One of the many things I love about my store’s location is all the windows. With a full southern exposure spanning from east to west, the windows flood the space with brilliant sunlight. Hanging in every one of the more than 100 windowpanes in the sashes and transoms is a dazzling Pairpoint sun catcher.
Beloved for their intricate designs, rich colors, and history and heritage (more on that later), these pressed-glass medallions truly do catch the sunlight—and the eye of just about everyone who sees them. People seldom own just one.
Sun catchers are noticeably more captivating when they are arranged in groupings. And with nearly 80 designs available in multiple color options, it’s not hard to put together a collection. Some of the designs most popular with my customers are those with birds and animals, maritime images, and Irish/Celtic themes.
For St. Patrick’s Day, the Irish Shamrock is a favorite. As one of the most recognized of Irish symbols, the shamrock was used by St. Patrick to illustrate the Holy Trinity to potential converts to Christianity.
Other popular Irish-themed sun catchers include the 9th-Century Irish Cross (replicated from a cross slab found in Carndonagh, County Donegal, Ireland) and the Irish Claddagh, based on the legend surrounding fisherman Richard Joyce, who purportedly was captured at sea by pirates and sold into slavery in Algeria.

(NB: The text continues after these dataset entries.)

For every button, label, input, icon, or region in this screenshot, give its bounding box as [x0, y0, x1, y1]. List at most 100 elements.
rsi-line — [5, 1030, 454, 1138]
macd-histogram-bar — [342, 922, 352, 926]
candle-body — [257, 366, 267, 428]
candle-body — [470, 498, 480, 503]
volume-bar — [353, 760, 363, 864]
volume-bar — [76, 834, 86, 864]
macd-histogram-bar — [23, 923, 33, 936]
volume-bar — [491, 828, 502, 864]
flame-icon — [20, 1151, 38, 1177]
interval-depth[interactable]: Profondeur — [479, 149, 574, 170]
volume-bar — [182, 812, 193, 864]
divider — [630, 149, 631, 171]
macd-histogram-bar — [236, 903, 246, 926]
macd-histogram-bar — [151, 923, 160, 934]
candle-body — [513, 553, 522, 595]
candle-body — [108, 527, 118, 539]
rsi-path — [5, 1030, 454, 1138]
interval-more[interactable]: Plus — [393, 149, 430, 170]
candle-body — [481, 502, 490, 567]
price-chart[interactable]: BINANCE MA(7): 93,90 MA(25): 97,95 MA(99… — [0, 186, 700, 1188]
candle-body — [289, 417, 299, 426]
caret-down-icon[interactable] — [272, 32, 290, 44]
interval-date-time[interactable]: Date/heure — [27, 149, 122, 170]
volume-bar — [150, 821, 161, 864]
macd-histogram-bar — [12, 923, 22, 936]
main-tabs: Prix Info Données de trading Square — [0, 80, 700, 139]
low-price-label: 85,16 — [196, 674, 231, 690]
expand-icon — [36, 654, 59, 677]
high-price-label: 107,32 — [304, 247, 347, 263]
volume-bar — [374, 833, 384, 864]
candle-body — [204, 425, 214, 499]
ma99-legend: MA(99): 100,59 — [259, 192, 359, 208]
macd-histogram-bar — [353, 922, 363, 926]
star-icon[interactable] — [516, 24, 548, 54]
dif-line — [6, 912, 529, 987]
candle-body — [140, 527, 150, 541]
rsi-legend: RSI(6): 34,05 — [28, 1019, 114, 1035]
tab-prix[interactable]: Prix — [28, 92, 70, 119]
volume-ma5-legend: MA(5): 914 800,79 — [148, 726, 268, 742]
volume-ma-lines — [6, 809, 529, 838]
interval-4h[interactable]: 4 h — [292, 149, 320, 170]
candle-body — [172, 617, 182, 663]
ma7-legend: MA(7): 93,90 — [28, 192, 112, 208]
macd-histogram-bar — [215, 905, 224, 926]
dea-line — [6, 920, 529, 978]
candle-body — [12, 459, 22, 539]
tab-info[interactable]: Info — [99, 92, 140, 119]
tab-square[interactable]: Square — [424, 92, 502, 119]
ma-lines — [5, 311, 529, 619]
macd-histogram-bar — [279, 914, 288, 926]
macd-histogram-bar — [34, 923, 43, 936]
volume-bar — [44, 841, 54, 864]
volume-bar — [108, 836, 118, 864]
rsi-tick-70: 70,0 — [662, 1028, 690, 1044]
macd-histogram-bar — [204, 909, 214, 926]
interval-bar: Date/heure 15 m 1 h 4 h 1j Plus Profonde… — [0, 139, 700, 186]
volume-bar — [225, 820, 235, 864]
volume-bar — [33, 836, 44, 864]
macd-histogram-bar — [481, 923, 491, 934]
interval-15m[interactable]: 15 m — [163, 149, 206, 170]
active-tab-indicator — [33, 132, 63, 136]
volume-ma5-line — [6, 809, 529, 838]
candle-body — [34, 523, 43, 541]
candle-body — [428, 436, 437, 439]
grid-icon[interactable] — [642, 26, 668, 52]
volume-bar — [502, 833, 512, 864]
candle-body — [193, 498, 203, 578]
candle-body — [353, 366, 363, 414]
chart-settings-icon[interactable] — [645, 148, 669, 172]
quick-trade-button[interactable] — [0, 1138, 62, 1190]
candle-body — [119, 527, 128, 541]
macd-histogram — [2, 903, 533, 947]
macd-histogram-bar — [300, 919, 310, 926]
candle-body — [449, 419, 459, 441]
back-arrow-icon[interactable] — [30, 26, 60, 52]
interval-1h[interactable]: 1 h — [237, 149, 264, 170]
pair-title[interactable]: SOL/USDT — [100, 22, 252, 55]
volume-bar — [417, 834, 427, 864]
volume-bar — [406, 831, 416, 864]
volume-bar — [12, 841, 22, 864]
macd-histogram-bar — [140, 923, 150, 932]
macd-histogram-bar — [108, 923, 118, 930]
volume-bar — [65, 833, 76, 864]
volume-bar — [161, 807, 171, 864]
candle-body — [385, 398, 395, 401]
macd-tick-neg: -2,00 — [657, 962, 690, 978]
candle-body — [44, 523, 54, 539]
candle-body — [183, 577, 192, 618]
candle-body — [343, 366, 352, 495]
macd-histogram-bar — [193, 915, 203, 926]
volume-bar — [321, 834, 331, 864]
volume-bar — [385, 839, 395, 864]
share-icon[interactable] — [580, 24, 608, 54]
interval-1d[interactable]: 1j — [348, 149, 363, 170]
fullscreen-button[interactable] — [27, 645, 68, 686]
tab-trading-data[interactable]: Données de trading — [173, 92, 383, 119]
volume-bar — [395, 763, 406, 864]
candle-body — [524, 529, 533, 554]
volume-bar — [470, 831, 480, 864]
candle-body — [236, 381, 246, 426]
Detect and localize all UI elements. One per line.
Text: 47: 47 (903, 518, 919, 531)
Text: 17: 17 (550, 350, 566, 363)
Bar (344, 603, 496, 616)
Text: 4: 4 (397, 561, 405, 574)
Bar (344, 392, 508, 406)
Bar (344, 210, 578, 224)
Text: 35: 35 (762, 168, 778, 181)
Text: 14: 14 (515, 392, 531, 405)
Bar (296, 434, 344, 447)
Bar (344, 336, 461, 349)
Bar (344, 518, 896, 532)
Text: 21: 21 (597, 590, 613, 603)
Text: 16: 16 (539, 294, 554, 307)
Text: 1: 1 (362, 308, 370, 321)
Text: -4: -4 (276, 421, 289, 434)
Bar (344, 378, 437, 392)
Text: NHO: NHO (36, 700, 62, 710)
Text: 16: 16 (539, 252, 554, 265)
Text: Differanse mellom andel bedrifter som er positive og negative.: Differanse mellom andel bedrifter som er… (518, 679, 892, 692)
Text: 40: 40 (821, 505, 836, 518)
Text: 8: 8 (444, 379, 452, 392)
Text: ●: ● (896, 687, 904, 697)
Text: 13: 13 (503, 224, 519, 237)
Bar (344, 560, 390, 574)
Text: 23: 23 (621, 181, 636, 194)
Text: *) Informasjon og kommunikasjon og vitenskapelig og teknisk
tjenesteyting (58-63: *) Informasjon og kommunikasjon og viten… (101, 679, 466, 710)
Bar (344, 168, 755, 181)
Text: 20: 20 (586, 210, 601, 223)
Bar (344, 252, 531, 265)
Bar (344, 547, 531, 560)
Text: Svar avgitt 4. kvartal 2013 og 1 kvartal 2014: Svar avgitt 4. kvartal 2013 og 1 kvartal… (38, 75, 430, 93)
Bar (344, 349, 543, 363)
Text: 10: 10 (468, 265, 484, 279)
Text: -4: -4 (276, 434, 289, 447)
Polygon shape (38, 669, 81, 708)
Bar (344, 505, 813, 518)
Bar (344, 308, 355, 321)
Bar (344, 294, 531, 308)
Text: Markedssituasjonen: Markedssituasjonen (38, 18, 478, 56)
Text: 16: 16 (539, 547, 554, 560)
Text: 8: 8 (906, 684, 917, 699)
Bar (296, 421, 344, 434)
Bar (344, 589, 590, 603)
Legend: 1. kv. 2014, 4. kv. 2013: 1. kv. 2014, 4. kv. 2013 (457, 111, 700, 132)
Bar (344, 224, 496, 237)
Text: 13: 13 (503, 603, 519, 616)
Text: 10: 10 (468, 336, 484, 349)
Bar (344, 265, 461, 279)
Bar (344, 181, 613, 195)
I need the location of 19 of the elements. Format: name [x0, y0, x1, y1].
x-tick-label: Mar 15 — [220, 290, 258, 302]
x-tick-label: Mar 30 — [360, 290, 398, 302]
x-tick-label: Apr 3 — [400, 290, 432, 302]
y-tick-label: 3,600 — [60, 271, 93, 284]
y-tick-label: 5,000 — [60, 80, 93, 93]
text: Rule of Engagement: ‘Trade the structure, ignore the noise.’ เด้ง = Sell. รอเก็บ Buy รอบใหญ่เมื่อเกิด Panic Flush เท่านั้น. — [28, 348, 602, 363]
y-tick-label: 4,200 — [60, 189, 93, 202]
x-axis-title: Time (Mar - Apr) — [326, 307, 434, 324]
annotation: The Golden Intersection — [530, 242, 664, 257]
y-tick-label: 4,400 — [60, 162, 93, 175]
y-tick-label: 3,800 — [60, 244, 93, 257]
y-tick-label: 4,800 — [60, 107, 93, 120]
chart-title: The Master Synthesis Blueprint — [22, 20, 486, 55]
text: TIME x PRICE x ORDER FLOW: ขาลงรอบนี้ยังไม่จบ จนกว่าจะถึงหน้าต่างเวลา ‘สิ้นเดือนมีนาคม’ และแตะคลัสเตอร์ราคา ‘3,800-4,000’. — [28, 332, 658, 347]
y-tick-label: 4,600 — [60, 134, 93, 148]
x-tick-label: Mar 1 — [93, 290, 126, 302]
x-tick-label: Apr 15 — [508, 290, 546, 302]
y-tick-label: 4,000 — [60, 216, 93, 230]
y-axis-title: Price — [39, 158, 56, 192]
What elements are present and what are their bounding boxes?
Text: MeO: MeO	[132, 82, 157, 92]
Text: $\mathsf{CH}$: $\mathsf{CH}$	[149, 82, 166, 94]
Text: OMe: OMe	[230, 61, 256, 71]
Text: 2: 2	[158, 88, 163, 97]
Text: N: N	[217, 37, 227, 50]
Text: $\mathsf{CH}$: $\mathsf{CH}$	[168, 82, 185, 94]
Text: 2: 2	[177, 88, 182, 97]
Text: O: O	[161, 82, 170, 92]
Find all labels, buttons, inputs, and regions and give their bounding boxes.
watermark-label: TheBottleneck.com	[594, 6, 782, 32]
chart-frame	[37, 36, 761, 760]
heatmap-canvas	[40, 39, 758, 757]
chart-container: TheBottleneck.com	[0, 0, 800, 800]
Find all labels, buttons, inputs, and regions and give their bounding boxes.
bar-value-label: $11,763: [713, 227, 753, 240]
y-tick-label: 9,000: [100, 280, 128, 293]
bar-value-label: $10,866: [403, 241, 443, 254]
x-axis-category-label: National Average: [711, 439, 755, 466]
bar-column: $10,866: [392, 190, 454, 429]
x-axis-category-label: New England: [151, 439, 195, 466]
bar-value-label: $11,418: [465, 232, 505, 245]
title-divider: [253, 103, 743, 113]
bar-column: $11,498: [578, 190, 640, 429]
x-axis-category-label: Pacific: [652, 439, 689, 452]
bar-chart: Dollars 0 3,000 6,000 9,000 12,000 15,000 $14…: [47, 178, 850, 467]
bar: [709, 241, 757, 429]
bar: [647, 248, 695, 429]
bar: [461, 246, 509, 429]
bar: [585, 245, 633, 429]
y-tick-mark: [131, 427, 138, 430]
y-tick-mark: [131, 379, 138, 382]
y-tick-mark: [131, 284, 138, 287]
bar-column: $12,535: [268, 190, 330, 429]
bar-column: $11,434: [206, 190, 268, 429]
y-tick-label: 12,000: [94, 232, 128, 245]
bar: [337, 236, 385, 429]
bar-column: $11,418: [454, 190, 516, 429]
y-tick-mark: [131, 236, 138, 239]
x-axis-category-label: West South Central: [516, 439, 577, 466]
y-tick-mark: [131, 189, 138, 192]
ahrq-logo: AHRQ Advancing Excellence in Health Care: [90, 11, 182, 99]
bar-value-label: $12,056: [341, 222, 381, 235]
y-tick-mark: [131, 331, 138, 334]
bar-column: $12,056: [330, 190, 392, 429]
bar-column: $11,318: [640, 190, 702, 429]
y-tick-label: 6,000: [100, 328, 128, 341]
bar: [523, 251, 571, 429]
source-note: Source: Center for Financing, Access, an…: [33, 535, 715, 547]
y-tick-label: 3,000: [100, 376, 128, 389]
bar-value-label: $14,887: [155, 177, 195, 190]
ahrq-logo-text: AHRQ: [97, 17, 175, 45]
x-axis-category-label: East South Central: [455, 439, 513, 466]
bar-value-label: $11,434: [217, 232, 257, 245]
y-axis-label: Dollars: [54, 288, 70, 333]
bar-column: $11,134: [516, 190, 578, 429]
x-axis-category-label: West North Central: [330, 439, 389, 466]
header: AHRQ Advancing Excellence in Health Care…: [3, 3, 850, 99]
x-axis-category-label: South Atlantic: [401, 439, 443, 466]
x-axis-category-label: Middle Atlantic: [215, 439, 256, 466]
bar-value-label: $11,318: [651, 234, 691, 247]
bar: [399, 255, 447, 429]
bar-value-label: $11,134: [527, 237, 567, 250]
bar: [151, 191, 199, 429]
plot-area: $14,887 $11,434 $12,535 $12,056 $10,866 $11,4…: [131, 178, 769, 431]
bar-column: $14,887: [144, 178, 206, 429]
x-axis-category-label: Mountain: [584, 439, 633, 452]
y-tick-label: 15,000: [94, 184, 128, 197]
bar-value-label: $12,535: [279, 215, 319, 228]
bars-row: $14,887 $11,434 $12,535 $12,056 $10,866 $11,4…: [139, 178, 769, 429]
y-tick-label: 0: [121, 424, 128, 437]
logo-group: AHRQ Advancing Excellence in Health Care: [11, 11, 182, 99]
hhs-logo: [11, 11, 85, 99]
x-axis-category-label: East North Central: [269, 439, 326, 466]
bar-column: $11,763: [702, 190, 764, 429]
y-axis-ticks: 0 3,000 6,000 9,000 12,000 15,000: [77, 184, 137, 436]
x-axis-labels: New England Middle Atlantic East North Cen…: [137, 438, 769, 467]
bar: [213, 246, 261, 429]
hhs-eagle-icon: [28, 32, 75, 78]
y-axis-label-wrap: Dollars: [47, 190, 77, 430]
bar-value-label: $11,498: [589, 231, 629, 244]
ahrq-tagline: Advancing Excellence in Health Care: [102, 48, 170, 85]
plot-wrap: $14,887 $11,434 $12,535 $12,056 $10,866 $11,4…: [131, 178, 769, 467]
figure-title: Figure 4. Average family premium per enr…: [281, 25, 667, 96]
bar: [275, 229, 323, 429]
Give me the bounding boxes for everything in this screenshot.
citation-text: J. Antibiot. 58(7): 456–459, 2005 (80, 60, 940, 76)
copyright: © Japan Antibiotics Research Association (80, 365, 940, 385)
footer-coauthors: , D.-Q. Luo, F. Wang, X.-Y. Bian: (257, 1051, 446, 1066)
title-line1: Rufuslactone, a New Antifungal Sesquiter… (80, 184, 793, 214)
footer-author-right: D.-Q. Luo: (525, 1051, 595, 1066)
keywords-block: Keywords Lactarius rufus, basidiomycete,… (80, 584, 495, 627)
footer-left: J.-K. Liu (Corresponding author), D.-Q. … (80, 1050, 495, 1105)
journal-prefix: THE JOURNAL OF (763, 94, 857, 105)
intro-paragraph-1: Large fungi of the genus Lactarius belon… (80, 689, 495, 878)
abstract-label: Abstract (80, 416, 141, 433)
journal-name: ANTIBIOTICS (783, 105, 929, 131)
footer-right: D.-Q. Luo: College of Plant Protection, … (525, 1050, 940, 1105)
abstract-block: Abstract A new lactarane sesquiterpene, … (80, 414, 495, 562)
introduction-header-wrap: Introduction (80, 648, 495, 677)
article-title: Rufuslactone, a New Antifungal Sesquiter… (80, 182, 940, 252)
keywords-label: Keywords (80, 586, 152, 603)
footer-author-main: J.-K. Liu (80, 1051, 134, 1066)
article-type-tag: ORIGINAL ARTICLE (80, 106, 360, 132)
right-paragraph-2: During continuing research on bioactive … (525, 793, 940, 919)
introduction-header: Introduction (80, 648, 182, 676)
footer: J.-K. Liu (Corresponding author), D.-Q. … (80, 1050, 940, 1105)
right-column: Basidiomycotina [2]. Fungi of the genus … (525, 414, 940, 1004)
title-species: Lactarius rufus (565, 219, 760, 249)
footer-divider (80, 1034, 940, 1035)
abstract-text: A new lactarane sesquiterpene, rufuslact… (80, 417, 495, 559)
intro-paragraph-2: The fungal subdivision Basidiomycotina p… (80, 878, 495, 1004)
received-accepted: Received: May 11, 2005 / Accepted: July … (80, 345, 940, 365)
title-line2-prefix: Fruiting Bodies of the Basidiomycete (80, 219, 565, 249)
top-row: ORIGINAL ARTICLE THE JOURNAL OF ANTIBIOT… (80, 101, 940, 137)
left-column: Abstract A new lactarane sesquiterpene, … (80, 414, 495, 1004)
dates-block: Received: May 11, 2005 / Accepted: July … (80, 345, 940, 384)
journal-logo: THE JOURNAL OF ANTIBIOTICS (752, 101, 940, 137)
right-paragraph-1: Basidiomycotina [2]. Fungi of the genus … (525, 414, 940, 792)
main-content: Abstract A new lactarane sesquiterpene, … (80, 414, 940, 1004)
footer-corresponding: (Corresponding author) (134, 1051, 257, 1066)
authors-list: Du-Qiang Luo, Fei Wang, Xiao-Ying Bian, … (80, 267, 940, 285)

As a servant of a Moorish goldsmith, Joyce eventually became a master craftsman and fashioned the first Claddagh in honor of the girl he had left behind in Ireland. The design incorporated a heart representing love, a pair of hands denoting true friendship, and a crown for loyalty and fidelity. When Joyce was once again a free man, he returned to Galway, Ireland, and found that his sweetheart had waited for him. He gave her the Claddagh he had created, and they lived “happily ever after.”
Many of Pairpoint’s sun catcher designs possess equally interesting histories, and rightfully so: Pairpoint Glass’s heritage dates back to 1837, making the company America’s oldest glassworks.
Each Pairpoint sun catcher’s design is painstakingly engraved by freehand directly into the steel mold, using a hammer and chisel. Bubbles and shear marks in the sun catchers are indigenous to the 19th-century Pairpoint production methods that are still used today.
Although they come out of molds, no two sun catchers are identical. It’s the variations inherent in handpressed glass that are the hallmark—and part of the timeless magic—of Pairpoint’s sun catchers.